If this year’s Virginia governor’s race between Republican Ed Gillespie and Democrat Ralph Northam is a dress rehearsal for 2018, then next year’s congressional races should present quite a spectacle. If you don’t think so, check out this story in the Washington Post called “Bikers for Trump rallies for Gillespie — without Gillespie.”

Gillespie narrowly defeated Corey Stewart in the Republican primary. Stewart managed Trump’s campaign in Virginia for a portion of 2016. After he lost to Gillespie, Stewart declined to endorse his rival. He came around, however, after being urged to by Steve Bannon, among others.

Gillespie, meanwhile, is walking a tightrope. As the Post’s Laura Vozzella explains: “In a purple state that gave Hillary Clinton her only Southern victory last year, Gillespie needs to excite rural Trump supporters without turning off moderates and inflaming Democrats in the state’s deep-blue population centers.”

The rally for Gillespie by Bikers for Trump exemplifies the balancing act. When Stewart offered to hold the rally, Gillespie declined to attend, appearing instead with Sen. Rob Portman at an event in Northern Virginia. The rest of the Republican statewide ticket — Jill Vogel, who’s running for lieutenant governor, and John Adams, who’s running attorney general — traveled to Virginia Beach for the event, though Adams had to leave before it began because his father fell ill.

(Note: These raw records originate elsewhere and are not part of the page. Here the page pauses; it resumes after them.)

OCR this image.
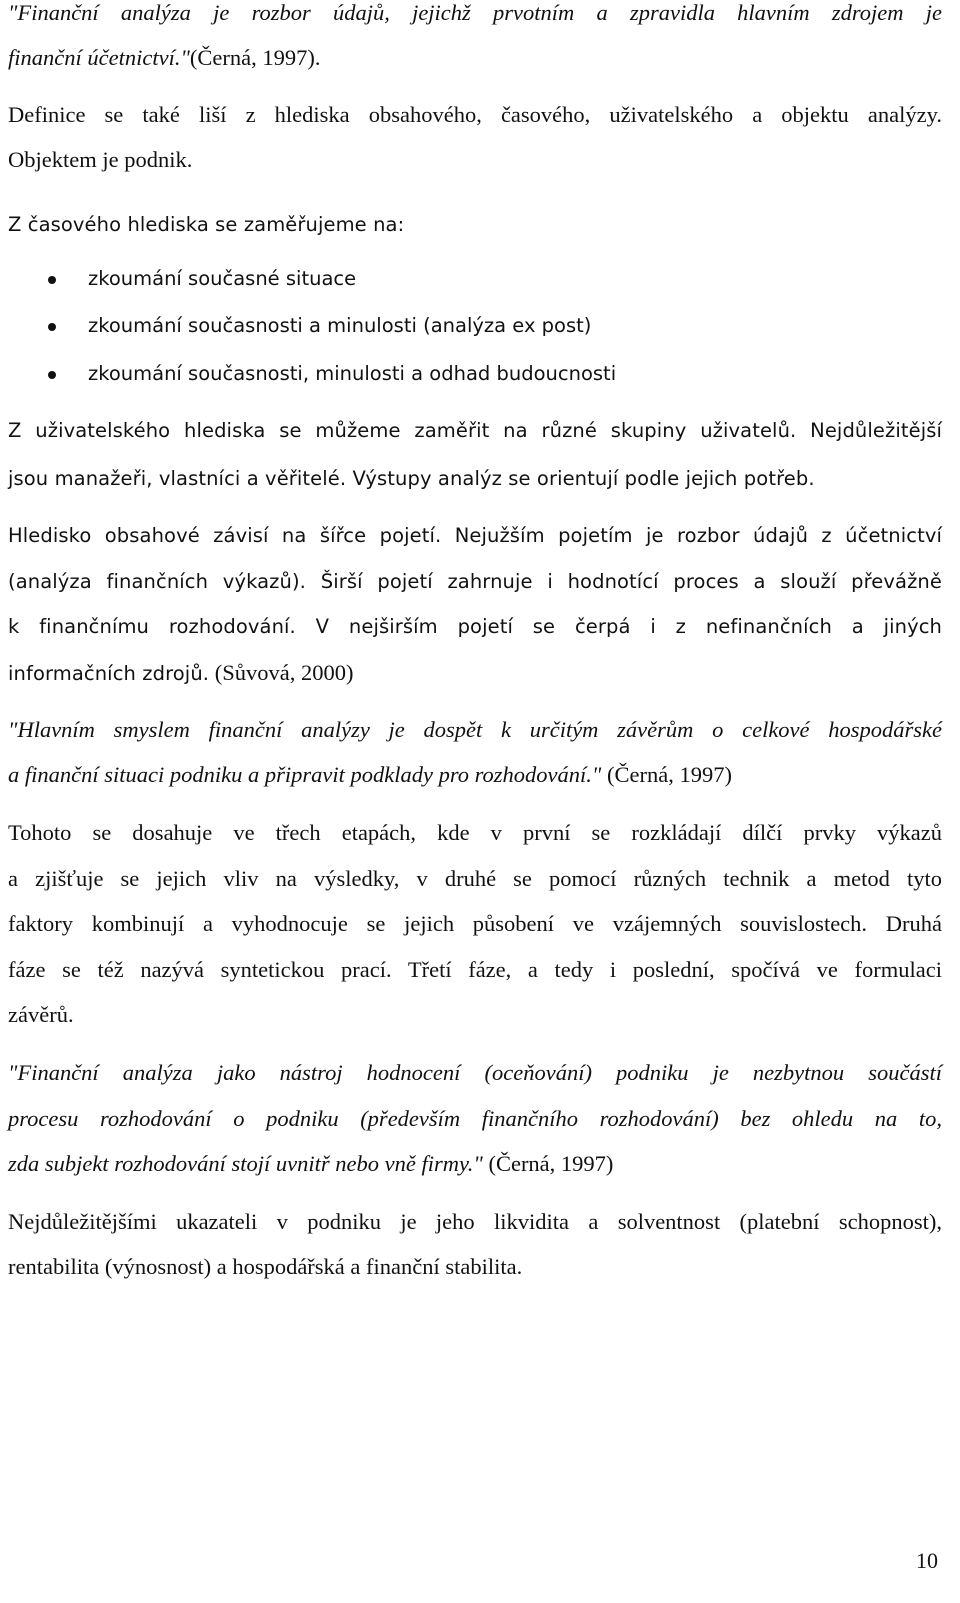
"Finanční analýza je rozbor údajů, jejichž prvotním a zpravidla hlavním zdrojem je
finanční účetnictví."(Černá, 1997).
Definice se také liší z hlediska obsahového, časového, uživatelského a objektu analýzy.
Objektem je podnik.
Z časového hlediska se zaměřujeme na:
zkoumání současné situace
zkoumání současnosti a minulosti (analýza ex post)
zkoumání současnosti, minulosti a odhad budoucnosti
Z uživatelského hlediska se můžeme zaměřit na různé skupiny uživatelů. Nejdůležitější
jsou manažeři, vlastníci a věřitelé. Výstupy analýz se orientují podle jejich potřeb.
Hledisko obsahové závisí na šířce pojetí. Nejužším pojetím je rozbor údajů z účetnictví
(analýza finančních výkazů). Širší pojetí zahrnuje i hodnotící proces a slouží převážně
k finančnímu rozhodování. V nejširším pojetí se čerpá i z nefinančních a jiných
informačních zdrojů. (Sůvová, 2000)
"Hlavním smyslem finanční analýzy je dospět k určitým závěrům o celkové hospodářské
a finanční situaci podniku a připravit podklady pro rozhodování." (Černá, 1997)
Tohoto se dosahuje ve třech etapách, kde v první se rozkládají dílčí prvky výkazů
a zjišťuje se jejich vliv na výsledky, v druhé se pomocí různých technik a metod tyto
faktory kombinují a vyhodnocuje se jejich působení ve vzájemných souvislostech. Druhá
fáze se též nazývá syntetickou prací. Třetí fáze, a tedy i poslední, spočívá ve formulaci
závěrů.
"Finanční analýza jako nástroj hodnocení (oceňování) podniku je nezbytnou součástí
procesu rozhodování o podniku (především finančního rozhodování) bez ohledu na to,
zda subjekt rozhodování stojí uvnitř nebo vně firmy." (Černá, 1997)
Nejdůležitějšími ukazateli v podniku je jeho likvidita a solventnost (platební schopnost),
rentabilita (výnosnost) a hospodářská a finanční stabilita.
10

Stewart gave a fiery speech. He urged the crowd to “stand up and fight, fight the criminals, communists, crackheads and the weirdos — those are your Democrats.” Some of them, anyway.

Of Gillespie, Stewart said only that he’s “a good, strong Republican.” Indeed, Gillespie is, and this should be reason enough for Trump’s base to vote for him. We’ll see if it is.

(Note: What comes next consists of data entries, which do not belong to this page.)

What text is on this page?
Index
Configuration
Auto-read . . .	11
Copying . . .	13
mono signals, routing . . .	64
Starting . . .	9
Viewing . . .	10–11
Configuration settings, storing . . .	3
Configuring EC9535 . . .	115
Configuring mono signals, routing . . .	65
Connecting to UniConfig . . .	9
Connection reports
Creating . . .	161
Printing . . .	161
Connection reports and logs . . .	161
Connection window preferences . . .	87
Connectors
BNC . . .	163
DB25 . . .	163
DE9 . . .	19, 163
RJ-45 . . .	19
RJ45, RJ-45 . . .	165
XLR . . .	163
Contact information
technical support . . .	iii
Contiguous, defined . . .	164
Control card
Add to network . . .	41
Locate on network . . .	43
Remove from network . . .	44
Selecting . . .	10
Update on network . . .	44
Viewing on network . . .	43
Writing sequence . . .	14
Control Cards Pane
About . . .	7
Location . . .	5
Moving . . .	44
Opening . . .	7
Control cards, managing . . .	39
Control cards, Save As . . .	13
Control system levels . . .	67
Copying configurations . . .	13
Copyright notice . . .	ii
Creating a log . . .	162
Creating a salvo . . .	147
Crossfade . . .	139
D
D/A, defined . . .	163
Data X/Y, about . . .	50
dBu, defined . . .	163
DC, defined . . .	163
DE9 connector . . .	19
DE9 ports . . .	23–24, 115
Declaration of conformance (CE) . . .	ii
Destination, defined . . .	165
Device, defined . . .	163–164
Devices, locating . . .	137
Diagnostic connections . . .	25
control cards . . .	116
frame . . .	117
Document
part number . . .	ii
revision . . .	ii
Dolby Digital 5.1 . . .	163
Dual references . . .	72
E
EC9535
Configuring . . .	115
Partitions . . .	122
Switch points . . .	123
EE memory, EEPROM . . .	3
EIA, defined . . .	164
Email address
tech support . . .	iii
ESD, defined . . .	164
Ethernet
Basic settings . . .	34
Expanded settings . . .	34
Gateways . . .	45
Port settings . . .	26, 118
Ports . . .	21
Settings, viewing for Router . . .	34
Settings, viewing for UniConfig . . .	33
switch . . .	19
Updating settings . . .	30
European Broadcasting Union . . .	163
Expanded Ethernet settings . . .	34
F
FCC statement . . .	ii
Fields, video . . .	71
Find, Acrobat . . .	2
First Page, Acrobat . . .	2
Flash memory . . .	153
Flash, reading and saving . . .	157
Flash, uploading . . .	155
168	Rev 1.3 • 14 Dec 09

Vogel, the candidate for lieutenant governor, is a former chief counsel to the Republican National Committee. She also served in the Bush administration. That’s pretty “establishment.” However, she displays more comfort with President Trump than Gillespie does.

In her speech to the bikers’ rally, Vogel vigorously defended Confederate monuments, smaller government, and lower taxes. Gillespie also defends the monuments, which seems to be helping with the Trulmp base, and of course he favors smaller government and lower taxes. Gillespie has also taken a hard line on criminal justice and illegal immigration, as we discussed here and here.

Given Vogel’s greater affinity for Trump, however, observers will pay much attention to how she fares in relation to Gillespie.

Vogel’s opponent is Justin Fairfax, a young African-American lawyer. Earlier this month, the Northam campaign scrubbed Fairfax’s face from a campaign mailer. One explanation offered was that Fairfax had offended certain labor-union leaders and the scrubbing of the photograph was meant to mollify big labor.

Some suggested a less generous, more politically incorrect explanation. In either case, Republicans aren’t the only ones walking a tightrope in Virginia.

Meanwhile, Democrats, and their media backers, are examining the bikers’ rally, especially Stewart’s speech, looking for offensive statements to pin on Vogel and, if possible, Gillespie. They seem to be seizing on this statement by Stewart about a Democratic candidate for the House of Delegates:

He was Dan Roem. Now it’s Danica Roem. Not that there’s anything wrong with that.

Kevin Donohoe, a spokesman for the Virginia Democratic Party, promptly called on Gillespie to “denounce Corey Stewart’s bigotry.” In print, though, Stewart’s comment about Roem leaves nothing to denounce.

You had to be there. Ed Gillespie wasn’t.